For someone like me with very limited understanding of all the different incarnations of Islamic culture (as noted in The Satanic Verses) this was a fascinating portrait of a people completely unknown and perhaps unknowable to the liberal Western world.
Key among these differences is the willingness of so many poor, uneducated, disconnected rural villagers to take in, feed and shelter a foreigner and total stranger for the night. Can you imagine someone turning up at your house one night with a backpack and demanding hospitality? There’s a morally ambiguous dimension at work here, too, in that even by British standards, Stewart comes from money. As he notes, he is walking alone across the country carrying what for these villagers would be a life-altering sum of money, yet he’s asking them for food and board.
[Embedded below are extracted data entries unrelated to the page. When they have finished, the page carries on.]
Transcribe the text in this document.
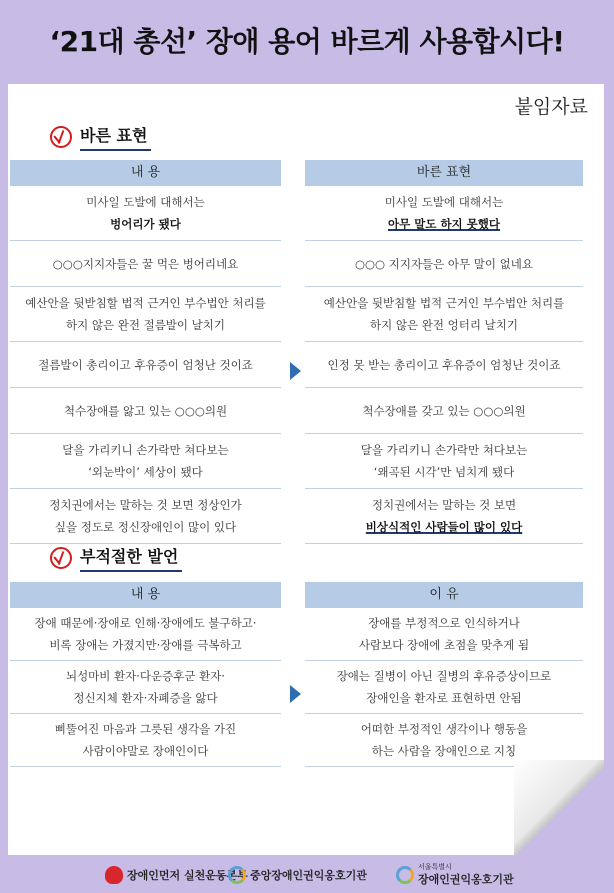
‘21대 총선’ 장애 용어 바르게 사용합시다!
붙임자료
바른 표현
내 용
미사일 도발에 대해서는
벙어리가 됐다
○○○지지자들은 꿀 먹은 벙어리네요
예산안을 뒷받침할 법적 근거인 부수법안 처리를
하지 않은 완전 절름발이 날치기
절름발이 총리이고 후유증이 엄청난 것이죠
척수장애를 앓고 있는 ○○○의원
달을 가리키니 손가락만 쳐다보는
‘외눈박이’ 세상이 됐다
정치권에서는 말하는 것 보면 정상인가
싶을 정도로 정신장애인이 많이 있다
바른 표현
미사일 도발에 대해서는
아무 말도 하지 못했다
○○○ 지지자들은 아무 말이 없네요
예산안을 뒷받침할 법적 근거인 부수법안 처리를
하지 않은 완전 엉터리 날치기
인정 못 받는 총리이고 후유증이 엄청난 것이죠
척수장애를 갖고 있는 ○○○의원
달을 가리키니 손가락만 쳐다보는
‘왜곡된 시각’만 넘치게 됐다
정치권에서는 말하는 것 보면
비상식적인 사람들이 많이 있다
부적절한 발언
내 용
장애 때문에·장애로 인해·장애에도 불구하고·
비록 장애는 가졌지만·장애를 극복하고
뇌성마비 환자·다운증후군 환자·
정신지체 환자·자폐증을 앓다
삐뚤어진 마음과 그릇된 생각을 가진
사람이야말로 장애인이다
이 유
장애를 부정적으로 인식하거나
사람보다 장애에 초점을 맞추게 됨
장애는 질병이 아닌 질병의 후유증상이므로
장애인을 환자로 표현하면 안됨
어떠한 부정적인 생각이나 행동을
하는 사람을 장애인으로 지칭
장애인먼저 실천운동본부 중앙장애인권익옹호기관
서울특별시
장애인권익옹호기관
And, as he also notes, he is never mugged or kidnapped or killed for his cash or possessions.
I feel I haven’t done justice to just how intrepid this journey was. Everybody knows, courtesy of The Lord of The Rings, that the mountain pass in winter is the worst possible route (in that case, apart from all the others; in Stewart’s case, just a plain stupid idea).
He is told over and again by people who should know that between snow, the Taliban, unpredictable and possibly violent locals, and wolves, he is unlikely to survive to tell the tale.
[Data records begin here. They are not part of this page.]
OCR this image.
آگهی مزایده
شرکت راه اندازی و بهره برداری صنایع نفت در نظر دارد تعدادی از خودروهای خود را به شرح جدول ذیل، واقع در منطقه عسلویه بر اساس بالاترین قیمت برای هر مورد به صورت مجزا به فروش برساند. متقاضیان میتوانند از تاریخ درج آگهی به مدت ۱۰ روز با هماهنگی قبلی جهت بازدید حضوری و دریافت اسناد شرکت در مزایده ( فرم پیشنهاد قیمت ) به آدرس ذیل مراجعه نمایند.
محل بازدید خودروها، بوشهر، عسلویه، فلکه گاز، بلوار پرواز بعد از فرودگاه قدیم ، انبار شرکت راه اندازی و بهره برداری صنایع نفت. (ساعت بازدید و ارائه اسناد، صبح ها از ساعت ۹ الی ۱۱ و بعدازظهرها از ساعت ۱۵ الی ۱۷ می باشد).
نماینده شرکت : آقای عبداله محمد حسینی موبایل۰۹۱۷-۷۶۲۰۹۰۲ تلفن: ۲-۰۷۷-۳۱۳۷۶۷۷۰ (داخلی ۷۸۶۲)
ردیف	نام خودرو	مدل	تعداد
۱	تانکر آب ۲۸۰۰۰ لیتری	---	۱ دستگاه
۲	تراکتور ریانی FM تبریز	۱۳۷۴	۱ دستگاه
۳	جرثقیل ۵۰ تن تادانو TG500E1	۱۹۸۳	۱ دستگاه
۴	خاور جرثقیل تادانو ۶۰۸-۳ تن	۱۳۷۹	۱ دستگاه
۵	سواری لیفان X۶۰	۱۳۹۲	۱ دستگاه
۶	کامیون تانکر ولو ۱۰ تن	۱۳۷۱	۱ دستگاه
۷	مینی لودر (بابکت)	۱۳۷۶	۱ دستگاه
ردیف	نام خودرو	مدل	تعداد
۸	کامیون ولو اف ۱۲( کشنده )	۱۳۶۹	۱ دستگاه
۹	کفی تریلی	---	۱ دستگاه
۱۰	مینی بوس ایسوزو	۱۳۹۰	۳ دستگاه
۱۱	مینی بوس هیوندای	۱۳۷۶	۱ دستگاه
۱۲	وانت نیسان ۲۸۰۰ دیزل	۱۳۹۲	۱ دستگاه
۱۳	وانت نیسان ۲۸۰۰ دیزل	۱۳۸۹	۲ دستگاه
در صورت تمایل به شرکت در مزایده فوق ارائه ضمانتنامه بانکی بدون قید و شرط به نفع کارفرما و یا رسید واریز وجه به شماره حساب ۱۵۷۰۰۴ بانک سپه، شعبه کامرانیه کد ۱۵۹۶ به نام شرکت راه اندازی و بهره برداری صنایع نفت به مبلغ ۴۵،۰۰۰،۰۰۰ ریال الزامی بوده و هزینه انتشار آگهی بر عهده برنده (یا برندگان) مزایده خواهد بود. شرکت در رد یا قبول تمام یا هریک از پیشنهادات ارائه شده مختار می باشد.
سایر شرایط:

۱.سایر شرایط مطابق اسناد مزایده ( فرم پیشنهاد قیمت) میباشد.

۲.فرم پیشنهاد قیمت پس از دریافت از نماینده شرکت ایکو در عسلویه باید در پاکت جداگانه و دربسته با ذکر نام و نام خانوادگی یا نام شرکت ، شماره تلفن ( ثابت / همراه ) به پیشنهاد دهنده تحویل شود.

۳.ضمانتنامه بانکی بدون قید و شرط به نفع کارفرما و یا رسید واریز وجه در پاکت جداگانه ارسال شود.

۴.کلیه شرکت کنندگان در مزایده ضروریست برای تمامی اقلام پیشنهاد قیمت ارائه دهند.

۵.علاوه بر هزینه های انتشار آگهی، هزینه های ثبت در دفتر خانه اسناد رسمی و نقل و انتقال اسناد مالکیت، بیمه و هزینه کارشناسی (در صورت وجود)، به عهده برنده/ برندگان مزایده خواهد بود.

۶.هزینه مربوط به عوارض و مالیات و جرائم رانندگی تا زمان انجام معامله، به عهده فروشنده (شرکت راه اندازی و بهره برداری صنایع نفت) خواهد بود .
Over his journey he is offered help many times, offered lifts and assistance in ways that must have felt impossibly tempting. There’s something almost biblical about these temptations and refusals. Along his path he is threatened by the Taliban, attacked by villagers and stray dogs, suffers malnutrition and illness and nearly succumbs to the snow as he walks 35 kilometres per day through rugged mountain terrain. Still he walks on until, impossibly, he takes the final step into Kabul and completes his quest.
The Places In Between has everything a good story needs: adventure, danger, impossible obstacles overcome, a worthy protagonist and a loyal sidekick, and some fascinating side characters. Stewart does an excellent job narrating the audiobook in a voice whose poshness belies the harsh extremes of his journey.
Between his familiarity with the local languages, history and culture, his experience as a diplomat, his desire to attempt such an insane venture and his sheer determination and lack of self-preservation, Stewart is one of very few people who could have completed this journey at all, let alone written about it so eloquently—which makes this book all the more precious.
Most of all, I found it a fascinating portrait of how the other half lives. It’s easy to forget that the world is not solely composed of the liberal democratic globalised secular society we know. There is another world, where people spend their entire lives two days’ walk from anywhere else, where women are not seen in public, where people open their homes to strangers and throw rocks at dogs. Where society is driven not by the vain pursuit of equality, but by the preservation of hierarchy: where you have to know your place in the pecking order before you sit down to dinner. And it’s not by any means one unified society depicted here; at one point the author is warned of the ‘savages’ in the Hazara villages, only to find that the main point of difference seems to be that women are allowed in the presence of strange men.
I was reminded strongly of Wittgenstein’s lion, who, even if he could speak, we still would not understand. We live in a world now where we carry translators in our pockets. We can touch and influence and speak to people in distant lands. But for all our constant march toward connectedness, there are people pushing just as hard in the other direction—perhaps recognising that the power to drop bombs on another civilisation may long precede the power to comprehend it.